Question

If \( \alpha \) and \( \beta \) are two zeroes of a polynomial \( f(x) = px^2 - 2x + 3p \) and \( \alpha + \beta = \alpha\beta \), then value of p is :

• A. \( -\frac{2}{3} \)
• B. \( \frac{2}{3} \)
• C. \( \frac{1}{3} \)
• D. \( -\frac{1}{3} \)

Hint:

When solving for \( p \), always ensure \( p \neq 0 \) since it is the leading coefficient of a quadratic equation.

Answer 1

The Correct Option is B

To determine the value of \( p \) given that \( \alpha \) and \( \beta \) are the zeroes of the polynomial \( f(x) = px^2 - 2x + 3p \) and the condition \( \alpha + \beta = \alpha \beta \), we can make use of the properties of polynomials and their roots.

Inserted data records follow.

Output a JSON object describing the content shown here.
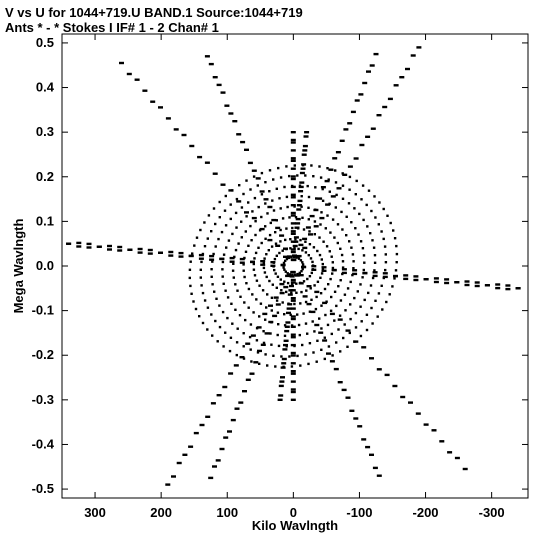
{
  "chart_data": {
    "type": "scatter",
    "title": "V vs U for 1044+719.U BAND.1   Source:1044+719",
    "subtitle": "Ants * - *     Stokes I  IF# 1 - 2  Chan# 1",
    "xlabel": "Kilo Wavlngth",
    "ylabel": "Mega Wavlngth",
    "xlim": [
      350,
      -355
    ],
    "ylim": [
      -0.52,
      0.52
    ],
    "x_ticks": [
      300,
      200,
      100,
      0,
      -100,
      -200,
      -300
    ],
    "x_tick_labels": [
      "300",
      "200",
      "100",
      "0",
      "-100",
      "-200",
      "-300"
    ],
    "y_ticks": [
      0.5,
      0.4,
      0.3,
      0.2,
      0.1,
      0.0,
      -0.1,
      -0.2,
      -0.3,
      -0.4,
      -0.5
    ],
    "y_tick_labels": [
      "0.5",
      "0.4",
      "0.3",
      "0.2",
      "0.1",
      "0.0",
      "-0.1",
      "-0.2",
      "-0.3",
      "-0.4",
      "-0.5"
    ],
    "grid": false,
    "legend": "none",
    "point_color": "#000000",
    "structure": {
      "ellipse_tracks": {
        "x_semi_axis_kilo": [
          15,
          30,
          45,
          60,
          75,
          90,
          105,
          120,
          135,
          150
        ],
        "y_semi_axis_mega": [
          0.02,
          0.04,
          0.06,
          0.085,
          0.11,
          0.135,
          0.16,
          0.185,
          0.21,
          0.235
        ],
        "tilt_deg": [
          5,
          10,
          15,
          20,
          25,
          30,
          35,
          38,
          40,
          42
        ]
      },
      "radial_arms": [
        {
          "end_u": 260,
          "end_v": 0.455
        },
        {
          "end_u": -125,
          "end_v": 0.475
        },
        {
          "end_u": -340,
          "end_v": -0.05
        },
        {
          "end_u": -130,
          "end_v": -0.47
        },
        {
          "end_u": 190,
          "end_v": -0.49
        },
        {
          "end_u": 340,
          "end_v": 0.05
        },
        {
          "end_u": 0,
          "end_v": 0.3
        },
        {
          "end_u": 20,
          "end_v": -0.3
        }
      ]
    }
  }
}
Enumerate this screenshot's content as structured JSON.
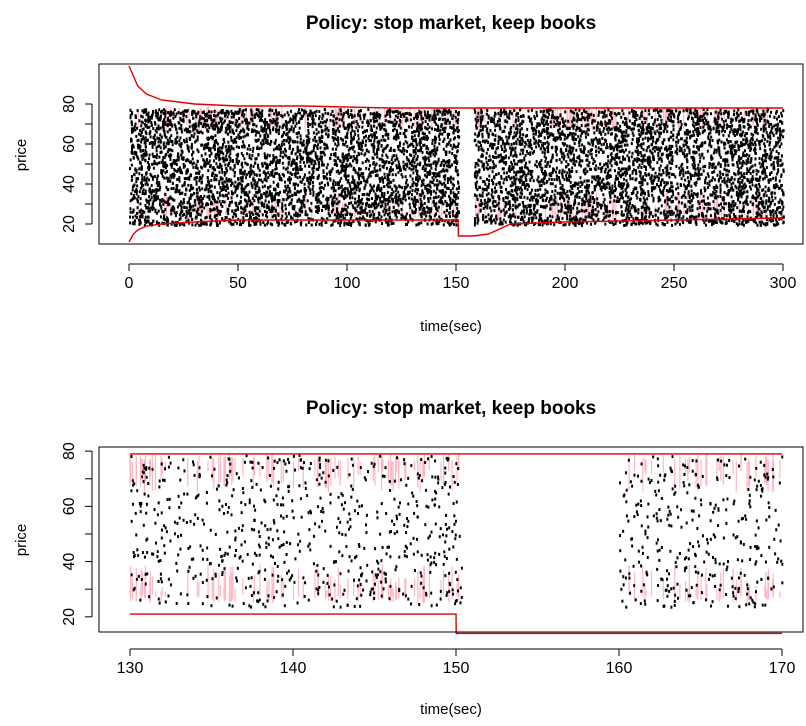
{
  "chart_data": [
    {
      "type": "scatter",
      "title": "Policy: stop market, keep books",
      "xlabel": "time(sec)",
      "ylabel": "price",
      "xlim": [
        0,
        300
      ],
      "ylim": [
        10,
        100
      ],
      "x_ticks": [
        "0",
        "50",
        "100",
        "150",
        "200",
        "250",
        "300"
      ],
      "y_ticks": [
        "20",
        "40",
        "60",
        "80"
      ],
      "gap": [
        151,
        158
      ],
      "colors": {
        "points": "#000000",
        "limits": "#dd0000",
        "quotes": "#ffb6c1"
      },
      "series": [
        {
          "x": [
            0,
            2,
            4,
            8,
            15,
            30,
            50,
            80,
            120,
            151,
            151.1,
            158,
            170,
            200,
            250,
            300
          ],
          "values": [
            99,
            94,
            89,
            85,
            82,
            80,
            79,
            79,
            78,
            78,
            78,
            78,
            78,
            78,
            78,
            78
          ]
        },
        {
          "x": [
            0,
            2,
            4,
            8,
            15,
            30,
            50,
            80,
            120,
            151,
            151.1,
            158,
            165,
            175,
            200,
            250,
            300
          ],
          "values": [
            11,
            15,
            17,
            19,
            20,
            21,
            22,
            22,
            22,
            22,
            14,
            14,
            15,
            20,
            21,
            22,
            23
          ]
        }
      ]
    },
    {
      "type": "scatter",
      "title": "Policy: stop market, keep books",
      "xlabel": "time(sec)",
      "ylabel": "price",
      "xlim": [
        130,
        170
      ],
      "ylim": [
        15,
        80
      ],
      "x_ticks": [
        "130",
        "140",
        "150",
        "160",
        "170"
      ],
      "y_ticks": [
        "20",
        "40",
        "60",
        "80"
      ],
      "gap": [
        150.3,
        160
      ],
      "colors": {
        "points": "#000000",
        "limits": "#dd0000",
        "quotes": "#ffb6c1"
      },
      "series": [
        {
          "x": [
            130,
            150,
            160,
            170
          ],
          "values": [
            79,
            79,
            79,
            79
          ]
        },
        {
          "x": [
            130,
            150,
            150.01,
            170
          ],
          "values": [
            21,
            21,
            14,
            14
          ]
        }
      ]
    }
  ]
}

The sum and product of the roots (zeroes) of a quadratic polynomial \( ax^2 + bx + c = 0 \) are given by:

• \(\alpha + \beta = -\frac{b}{a}\)
• \(\alpha \beta = \frac{c}{a}\)

For the given polynomial \( f(x) = px^2 - 2x + 3p \), we identify the coefficients: \( a = p \), \( b = -2 \), \( c = 3p \).

Thus, we find:

• \(\alpha + \beta = -\frac{-2}{p} = \frac{2}{p}\)
• \(\alpha \beta = \frac{3p}{p} = 3\)

According to the problem, \( \alpha + \beta = \alpha \beta \). Therefore, we set:

\(\frac{2}{p} = 3\)

Solving for \( p \):

\(\frac{2}{p} = 3\)
\(2 = 3p\)
\(p = \frac{2}{3}\)

Thus, the value of \( p \) is \(\frac{2}{3}\).

The correct answer is:

• \(\frac{2}{3}\)